The band's chart performance in the UK and US was minimal, charting one album, Cunning Stunts at US#124. In the UK, Cunning Stunts (#50) and Blind Dog at St. Dunstan's (#53) were their only hits. A loyal following has ensured steady back catalogue sales and a lengthy live career for the band, who continue to this day featuring founder members Pye Hastings (guitar, vocals, songwriting) and Richard Coughlan (drums). Caravan's best-known recording is the 1971 set In the Land of Grey and Pink, their second album for Decca. 30 years after its release this album finally received a platinum disc for sales of over 100,000.

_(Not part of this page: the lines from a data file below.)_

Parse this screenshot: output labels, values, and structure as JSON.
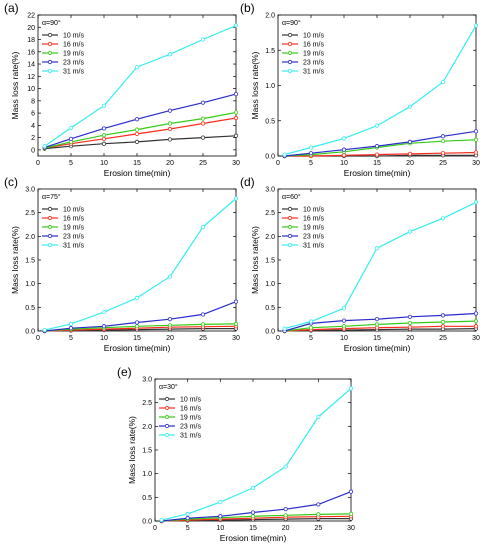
{
  "legend": {
    "labels": [
      "10 m/s",
      "16 m/s",
      "19 m/s",
      "23 m/s",
      "31 m/s"
    ],
    "colors": [
      "#333333",
      "#ff2a1a",
      "#33cc14",
      "#2a2acc",
      "#33eeee"
    ]
  },
  "chart_data": [
    {
      "type": "line",
      "panel_label": "(a)",
      "angle_label": "α=90°",
      "xlabel": "Erosion time(min)",
      "ylabel": "Mass loss rate(%)",
      "xlim": [
        0,
        30
      ],
      "ylim": [
        -1,
        22
      ],
      "xticks": [
        0,
        5,
        10,
        15,
        20,
        25,
        30
      ],
      "yticks": [
        0,
        2,
        4,
        6,
        8,
        10,
        12,
        14,
        16,
        18,
        20,
        22
      ],
      "x": [
        1,
        5,
        10,
        15,
        20,
        25,
        30
      ],
      "series": [
        {
          "name": "10 m/s",
          "values": [
            0.2,
            0.6,
            1.0,
            1.3,
            1.7,
            2.0,
            2.3
          ]
        },
        {
          "name": "16 m/s",
          "values": [
            0.3,
            1.0,
            1.8,
            2.6,
            3.4,
            4.3,
            5.2
          ]
        },
        {
          "name": "19 m/s",
          "values": [
            0.3,
            1.3,
            2.4,
            3.3,
            4.3,
            5.1,
            6.1
          ]
        },
        {
          "name": "23 m/s",
          "values": [
            0.4,
            1.8,
            3.5,
            5.0,
            6.4,
            7.7,
            9.1
          ]
        },
        {
          "name": "31 m/s",
          "values": [
            0.6,
            3.6,
            7.2,
            13.5,
            15.6,
            18.0,
            20.3
          ]
        }
      ]
    },
    {
      "type": "line",
      "panel_label": "(b)",
      "angle_label": "α=90°",
      "xlabel": "Erosion time(min)",
      "ylabel": "Mass loss rate(%)",
      "xlim": [
        0,
        30
      ],
      "ylim": [
        0,
        2.0
      ],
      "xticks": [
        0,
        5,
        10,
        15,
        20,
        25,
        30
      ],
      "yticks": [
        0.0,
        0.5,
        1.0,
        1.5,
        2.0
      ],
      "x": [
        1,
        5,
        10,
        15,
        20,
        25,
        30
      ],
      "series": [
        {
          "name": "10 m/s",
          "values": [
            0.0,
            0.0,
            0.0,
            0.0,
            0.01,
            0.01,
            0.01
          ]
        },
        {
          "name": "16 m/s",
          "values": [
            0.0,
            0.0,
            0.01,
            0.02,
            0.03,
            0.04,
            0.05
          ]
        },
        {
          "name": "19 m/s",
          "values": [
            0.0,
            0.02,
            0.06,
            0.12,
            0.18,
            0.21,
            0.23
          ]
        },
        {
          "name": "23 m/s",
          "values": [
            0.0,
            0.04,
            0.09,
            0.14,
            0.2,
            0.28,
            0.35
          ]
        },
        {
          "name": "31 m/s",
          "values": [
            0.02,
            0.12,
            0.25,
            0.43,
            0.7,
            1.05,
            1.85
          ]
        }
      ]
    },
    {
      "type": "line",
      "panel_label": "(c)",
      "angle_label": "α=75°",
      "xlabel": "Erosion time(min)",
      "ylabel": "Mass loss rate(%)",
      "xlim": [
        0,
        30
      ],
      "ylim": [
        0,
        3.0
      ],
      "xticks": [
        0,
        5,
        10,
        15,
        20,
        25,
        30
      ],
      "yticks": [
        0.0,
        0.5,
        1.0,
        1.5,
        2.0,
        2.5,
        3.0
      ],
      "x": [
        1,
        5,
        10,
        15,
        20,
        25,
        30
      ],
      "series": [
        {
          "name": "10 m/s",
          "values": [
            0.0,
            0.01,
            0.02,
            0.03,
            0.04,
            0.05,
            0.05
          ]
        },
        {
          "name": "16 m/s",
          "values": [
            0.0,
            0.02,
            0.04,
            0.06,
            0.08,
            0.09,
            0.1
          ]
        },
        {
          "name": "19 m/s",
          "values": [
            0.0,
            0.04,
            0.07,
            0.1,
            0.12,
            0.14,
            0.15
          ]
        },
        {
          "name": "23 m/s",
          "values": [
            0.0,
            0.06,
            0.1,
            0.18,
            0.25,
            0.35,
            0.62
          ]
        },
        {
          "name": "31 m/s",
          "values": [
            0.02,
            0.15,
            0.4,
            0.7,
            1.15,
            2.2,
            2.8
          ]
        }
      ]
    },
    {
      "type": "line",
      "panel_label": "(d)",
      "angle_label": "α=60°",
      "xlabel": "Erosion time(min)",
      "ylabel": "Mass loss rate(%)",
      "xlim": [
        0,
        30
      ],
      "ylim": [
        0,
        3.0
      ],
      "xticks": [
        0,
        5,
        10,
        15,
        20,
        25,
        30
      ],
      "yticks": [
        0.0,
        0.5,
        1.0,
        1.5,
        2.0,
        2.5,
        3.0
      ],
      "x": [
        1,
        5,
        10,
        15,
        20,
        25,
        30
      ],
      "series": [
        {
          "name": "10 m/s",
          "values": [
            0.0,
            0.01,
            0.02,
            0.03,
            0.04,
            0.04,
            0.05
          ]
        },
        {
          "name": "16 m/s",
          "values": [
            0.0,
            0.03,
            0.05,
            0.07,
            0.08,
            0.1,
            0.1
          ]
        },
        {
          "name": "19 m/s",
          "values": [
            0.0,
            0.07,
            0.1,
            0.14,
            0.17,
            0.19,
            0.21
          ]
        },
        {
          "name": "23 m/s",
          "values": [
            0.0,
            0.16,
            0.22,
            0.25,
            0.3,
            0.33,
            0.37
          ]
        },
        {
          "name": "31 m/s",
          "values": [
            0.05,
            0.2,
            0.48,
            1.75,
            2.1,
            2.38,
            2.72
          ]
        }
      ]
    },
    {
      "type": "line",
      "panel_label": "(e)",
      "angle_label": "α=30°",
      "xlabel": "Erosion time(min)",
      "ylabel": "Mass loss rate(%)",
      "xlim": [
        0,
        30
      ],
      "ylim": [
        0,
        3.0
      ],
      "xticks": [
        0,
        5,
        10,
        15,
        20,
        25,
        30
      ],
      "yticks": [
        0.0,
        0.5,
        1.0,
        1.5,
        2.0,
        2.5,
        3.0
      ],
      "x": [
        1,
        5,
        10,
        15,
        20,
        25,
        30
      ],
      "series": [
        {
          "name": "10 m/s",
          "values": [
            0.0,
            0.01,
            0.02,
            0.03,
            0.04,
            0.05,
            0.05
          ]
        },
        {
          "name": "16 m/s",
          "values": [
            0.0,
            0.02,
            0.04,
            0.06,
            0.08,
            0.09,
            0.1
          ]
        },
        {
          "name": "19 m/s",
          "values": [
            0.0,
            0.04,
            0.07,
            0.1,
            0.12,
            0.14,
            0.15
          ]
        },
        {
          "name": "23 m/s",
          "values": [
            0.0,
            0.06,
            0.1,
            0.18,
            0.25,
            0.35,
            0.62
          ]
        },
        {
          "name": "31 m/s",
          "values": [
            0.02,
            0.15,
            0.4,
            0.7,
            1.15,
            2.2,
            2.8
          ]
        }
      ]
    }
  ]
}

The album "showed off a keen melodic sense, a subtly droll wit, and a seductively smooth mix of hard rock, folk, classical, and jazz, intermingled with elements of Tolkien-esque fantasy". A fair summary of Caravan's late sixties to late seventies work. Prolific and inventive, the band appeared to have too many ideas to produce direct, radio-friendly singles. 21st century reissues of their albums featured lengthy tracks, previously unissued, demonstrating the huge amount of releasable material that had failed to make their 1970s albums.
The band were largely dormant in the eighties until a 1990 reunion, planned as a one-off for television, reinvigorated their career. Latterly they have also achieved steady sales and a fan following with the support of the more eclectic corners of radio, like BBC Six Music's "Freak Zone" and the growing re-emergence of progressive rock. They released Unauthorised Breakfast Item album in 2003.